Sleep: 12:00  - 7:45 and okay-ish

Eats
 - 8:00 water, coffee, fish oil, vitamin D
 - 10:30 5.5 ounces sundried tomato chicken with 1 medium sized slice tomato, water
 - 1:00 same
 - 2:30 10 squares of AlterEco 85 percent dark chocolate
 - 4:30 same as the morning
 - 8:15 3/4 cup cherries while driving back from the grocery store after my workout
 - 9:00 the same for the chicken but with 2/3's cup of bacon brussel sprouts, water, magnesium
 - cals 2126, fat 124g, cho 92g, pro 172g

Training
Front squat 5's @ 145, 160, 175lbs (my old PR prior to November for 1 for 5's so woo!)

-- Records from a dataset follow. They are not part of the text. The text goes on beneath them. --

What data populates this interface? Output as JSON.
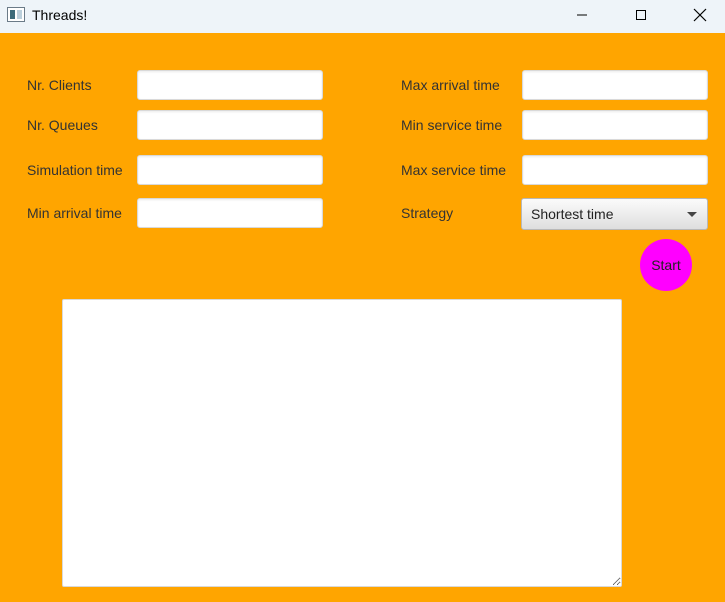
{
  "window": {
    "title": "Threads!"
  },
  "form": {
    "left": {
      "clients_label": "Nr. Clients",
      "queues_label": "Nr. Queues",
      "simulation_label": "Simulation time",
      "min_arrival_label": "Min arrival time"
    },
    "right": {
      "max_arrival_label": "Max arrival time",
      "min_service_label": "Min service time",
      "max_service_label": "Max service time",
      "strategy_label": "Strategy"
    },
    "values": {
      "clients": "",
      "queues": "",
      "simulation": "",
      "min_arrival": "",
      "max_arrival": "",
      "min_service": "",
      "max_service": ""
    },
    "strategy_selected": "Shortest time"
  },
  "start_label": "Start",
  "colors": {
    "background": "#ffa500",
    "start_button": "#ff00ff"
  }
}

Pistols 5 unbroken each leg x 2
Kipping HSPUs 5 to 1 abmat, added 10lb plates to either side and did 3, 2 then some slow negatives to 1 plate
Metcon of 2 minutes each of lunges, toes to bar, sit ups, burpees, squats, two minute rest then squats, burpees, sit ups, toes to bar, lunges.  Did 267 and 252.  Easier going up then down.  Toes to bar were right deplorable (strung together the first 10 and then all singles).  What saved me was the squats.